Outside London, the incentive to do this may be no greater than in Shropshire, where, as any good Salopian knows, Much Wenlock was the birthplace of the modern Olympic Games.
The purpose of the Act is to protect official sponsors who are paying many millions of pounds to be associated with the 2012 Games. Businesses which are not official sponsors must therefore be careful not to create an association with the Games. This will be a question of fact in each case, but guidance has been provided by the creation of two lists which a court may take into account when considering whether the Act has been breached [see panel].
If a word from List 1 is used in a business context together with another word from List 1 or any List 2 words, it is likely to infringe and therefore breach the Act. Any combination of words or images that creates the likelihood of consumers associating the product with the Games will be infringing the Act.
For example, a car dealership’s advertisement which stated “Celebrate Summer 2012 with our Gold Medal deals” will infringe the Act if used without the authorisation of the London Organising Committee of the Olympic Games (LOCOG).

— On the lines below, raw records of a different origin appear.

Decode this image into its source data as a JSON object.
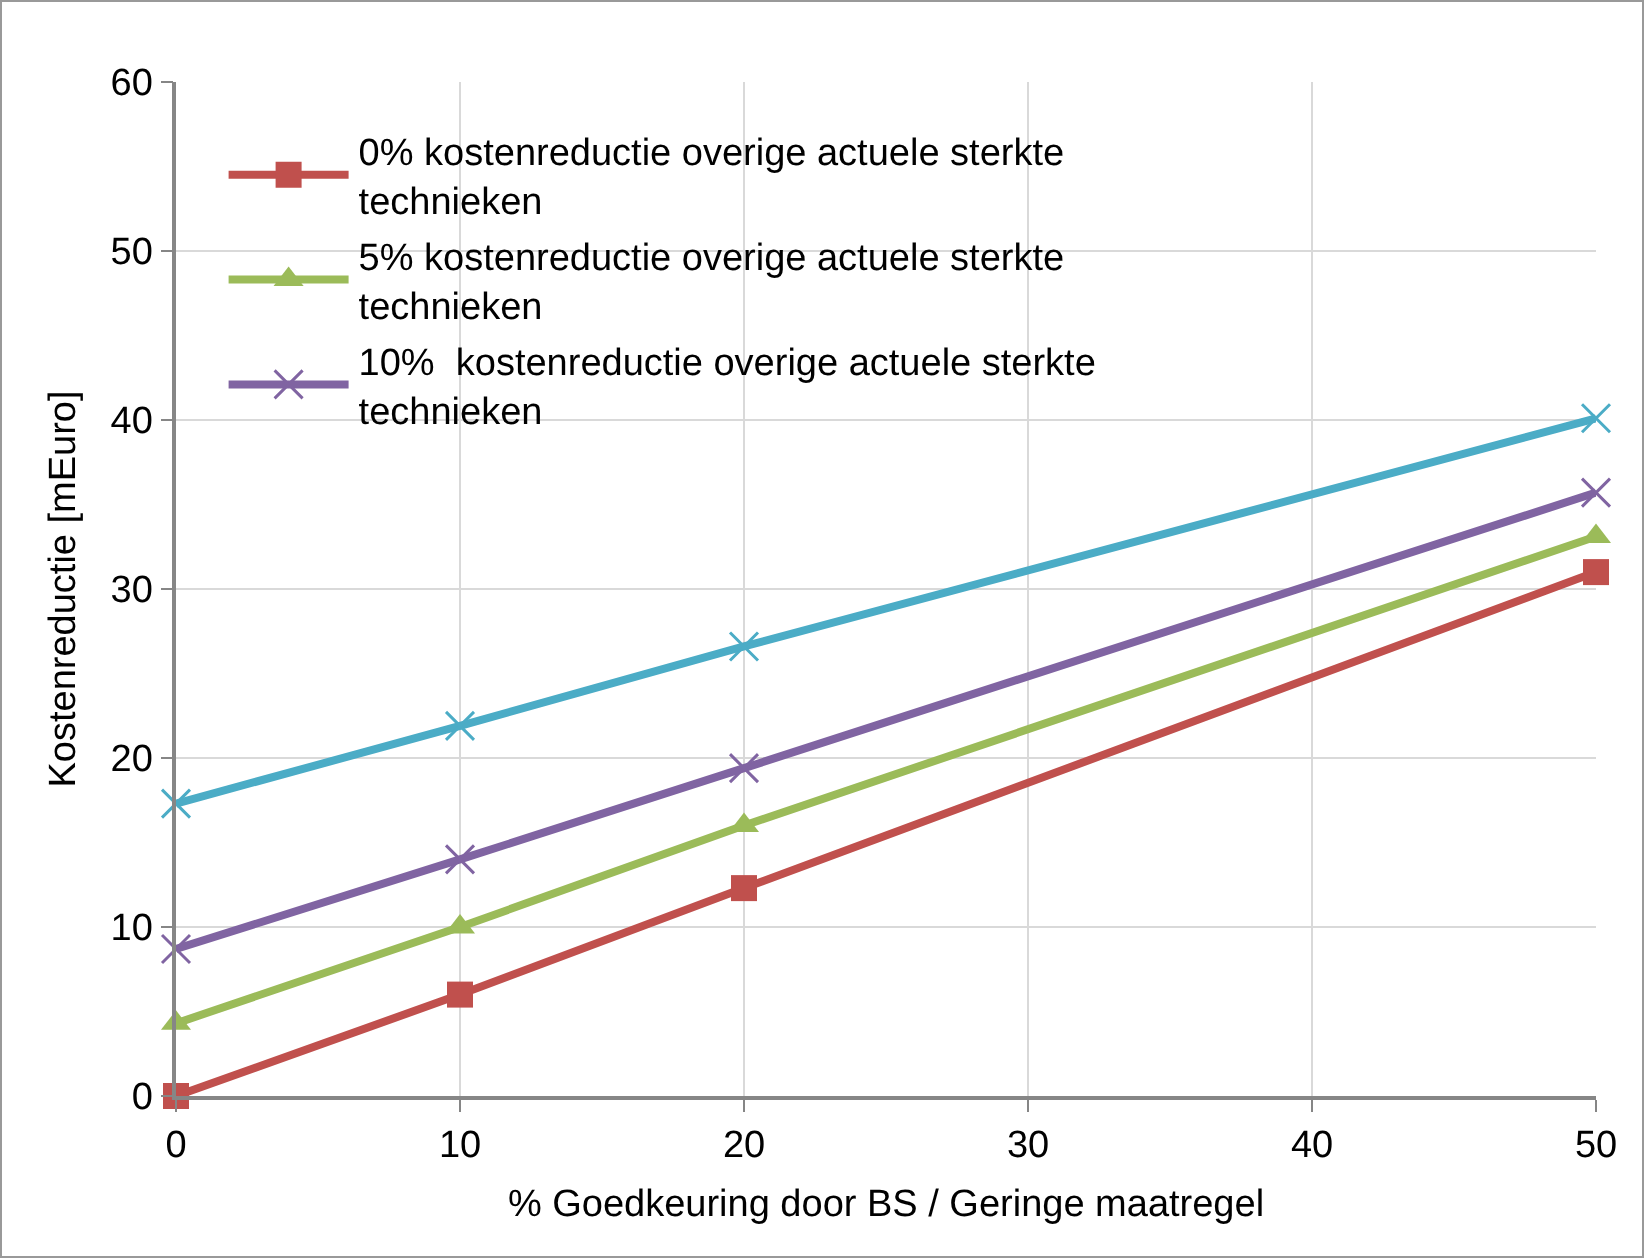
{
  "chart_data": {
    "type": "line",
    "xlabel": "% Goedkeuring door BS / Geringe maatregel",
    "ylabel": "Kostenreductie [mEuro]",
    "x": [
      0,
      10,
      20,
      50
    ],
    "xlim": [
      0,
      50
    ],
    "xticks": [
      0,
      10,
      20,
      30,
      40,
      50
    ],
    "ylim": [
      0,
      60
    ],
    "yticks": [
      0,
      10,
      20,
      30,
      40,
      50,
      60
    ],
    "grid": true,
    "legend": "top left",
    "series": [
      {
        "name": "0% kostenreductie overige actuele sterkte technieken",
        "color": "#c0504d",
        "marker": "square",
        "values": [
          0,
          6.0,
          12.3,
          31.0
        ]
      },
      {
        "name": "5% kostenreductie overige actuele sterkte technieken",
        "color": "#9bbb59",
        "marker": "triangle",
        "values": [
          4.3,
          10.0,
          16.0,
          33.1
        ]
      },
      {
        "name": "10%  kostenreductie overige actuele sterkte technieken",
        "color": "#8064a2",
        "marker": "cross",
        "values": [
          8.7,
          14.0,
          19.4,
          35.7
        ]
      },
      {
        "color": "#4bacc6",
        "marker": "cross",
        "values": [
          17.3,
          21.9,
          26.6,
          40.1
        ]
      }
    ]
  }
}
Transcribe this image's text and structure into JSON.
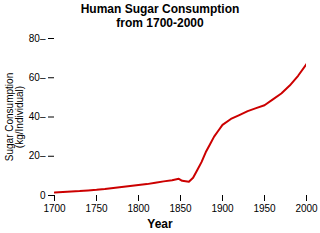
{
  "chart_data": {
    "type": "line",
    "title": "Human Sugar Consumption\nfrom 1700-2000",
    "xlabel": "Year",
    "ylabel": "Sugar Consumption\n(kg/Individual)",
    "color": "#cc0000",
    "x": [
      1700,
      1710,
      1720,
      1730,
      1740,
      1750,
      1760,
      1770,
      1780,
      1790,
      1800,
      1810,
      1820,
      1830,
      1840,
      1848,
      1852,
      1860,
      1865,
      1870,
      1875,
      1880,
      1885,
      1890,
      1895,
      1900,
      1910,
      1920,
      1930,
      1940,
      1950,
      1960,
      1970,
      1980,
      1990,
      2000
    ],
    "values": [
      1.5,
      1.8,
      2.1,
      2.3,
      2.6,
      2.9,
      3.3,
      3.8,
      4.3,
      4.8,
      5.3,
      5.8,
      6.5,
      7.2,
      7.8,
      8.5,
      7.5,
      7.0,
      9.0,
      13.0,
      17.0,
      22.0,
      26.0,
      30.0,
      33.0,
      36.0,
      39.0,
      41.0,
      43.0,
      44.5,
      46.0,
      49.0,
      52.0,
      56.0,
      61.0,
      67.0
    ],
    "xlim": [
      1700,
      2000
    ],
    "ylim": [
      0,
      80
    ],
    "xticks": [
      1700,
      1750,
      1800,
      1850,
      1900,
      1950,
      2000
    ],
    "yticks": [
      0,
      {
        "value": 20,
        "label": "20–"
      },
      {
        "value": 40,
        "label": "40–"
      },
      {
        "value": 60,
        "label": "60–"
      },
      {
        "value": 80,
        "label": "80–"
      }
    ],
    "grid": false
  }
}
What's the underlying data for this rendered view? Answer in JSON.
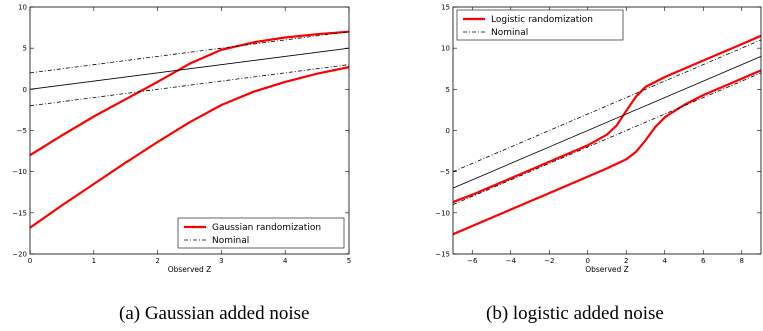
{
  "captions": {
    "a": "(a) Gaussian added noise",
    "b": "(b) logistic added noise"
  },
  "colors": {
    "randomization": "#ff0000",
    "nominal": "#000000"
  },
  "chart_data": [
    {
      "type": "line",
      "xlabel": "Observed Z",
      "ylabel": "",
      "xlim": [
        0,
        5
      ],
      "ylim": [
        -20,
        10
      ],
      "xticks": [
        0,
        1,
        2,
        3,
        4,
        5
      ],
      "yticks": [
        -20,
        -15,
        -10,
        -5,
        0,
        5,
        10
      ],
      "legend": {
        "position": "bottom-right",
        "entries": [
          "Gaussian randomization",
          "Nominal"
        ]
      },
      "series": [
        {
          "name": "Gaussian randomization",
          "style": "red-solid-thick",
          "x": [
            0,
            0.5,
            1,
            1.5,
            2,
            2.5,
            3,
            3.5,
            4,
            4.5,
            5
          ],
          "y": [
            -8.0,
            -5.6,
            -3.3,
            -1.2,
            0.9,
            3.1,
            4.8,
            5.7,
            6.3,
            6.7,
            7.0
          ]
        },
        {
          "name": "Gaussian randomization",
          "style": "red-solid-thick",
          "x": [
            0,
            0.5,
            1,
            1.5,
            2,
            2.5,
            3,
            3.5,
            4,
            4.5,
            5
          ],
          "y": [
            -16.8,
            -14.1,
            -11.5,
            -8.9,
            -6.4,
            -4.0,
            -1.9,
            -0.3,
            0.9,
            1.9,
            2.7
          ]
        },
        {
          "name": "Nominal",
          "style": "black-dashdot",
          "x": [
            0,
            5
          ],
          "y": [
            2.0,
            7.0
          ]
        },
        {
          "name": "Nominal",
          "style": "black-dashdot",
          "x": [
            0,
            5
          ],
          "y": [
            -2.0,
            3.0
          ]
        },
        {
          "name": "",
          "style": "black-solid-thin",
          "x": [
            0,
            5
          ],
          "y": [
            0.0,
            5.0
          ]
        }
      ]
    },
    {
      "type": "line",
      "xlabel": "Observed Z",
      "ylabel": "",
      "xlim": [
        -7,
        9
      ],
      "ylim": [
        -15,
        15
      ],
      "xticks": [
        -6,
        -4,
        -2,
        0,
        2,
        4,
        6,
        8
      ],
      "yticks": [
        -15,
        -10,
        -5,
        0,
        5,
        10,
        15
      ],
      "legend": {
        "position": "top-left",
        "entries": [
          "Logistic randomization",
          "Nominal"
        ]
      },
      "series": [
        {
          "name": "Logistic randomization",
          "style": "red-solid-thick",
          "x": [
            -7,
            -6,
            -4,
            -2,
            0,
            1,
            1.5,
            2,
            2.5,
            3,
            4,
            6,
            8,
            9
          ],
          "y": [
            -8.7,
            -7.8,
            -5.8,
            -3.8,
            -1.8,
            -0.5,
            0.6,
            2.4,
            4.1,
            5.3,
            6.5,
            8.5,
            10.5,
            11.5
          ]
        },
        {
          "name": "Logistic randomization",
          "style": "red-solid-thick",
          "x": [
            -7,
            -6,
            -4,
            -2,
            0,
            1,
            2,
            2.5,
            3,
            3.5,
            4,
            5,
            6,
            8,
            9
          ],
          "y": [
            -12.6,
            -11.6,
            -9.6,
            -7.6,
            -5.6,
            -4.6,
            -3.5,
            -2.6,
            -1.2,
            0.4,
            1.6,
            3.1,
            4.3,
            6.3,
            7.3
          ]
        },
        {
          "name": "Nominal",
          "style": "black-dashdot",
          "x": [
            -7,
            9
          ],
          "y": [
            -5.0,
            11.0
          ]
        },
        {
          "name": "Nominal",
          "style": "black-dashdot",
          "x": [
            -7,
            9
          ],
          "y": [
            -9.0,
            7.0
          ]
        },
        {
          "name": "",
          "style": "black-solid-thin",
          "x": [
            -7,
            9
          ],
          "y": [
            -7.0,
            9.0
          ]
        }
      ]
    }
  ]
}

LOCOG is taking this approach to emphasise the importance of sponsorship to the Games’ funding and the issue of protecting sponsors’ brands. The Act may result in many businesses not being able to benefit from the Games at all.
Although income will be generated for the Games through big business sponsorship, the economy as a whole may lose revenue as a result of lost advertising and merchandising opportunities. Many UK businesses will almost certainly ignore or even flout the legislation. Many will be extremely creative in their attempts to outwit the severe restrictions – although this may result in them breaking the law.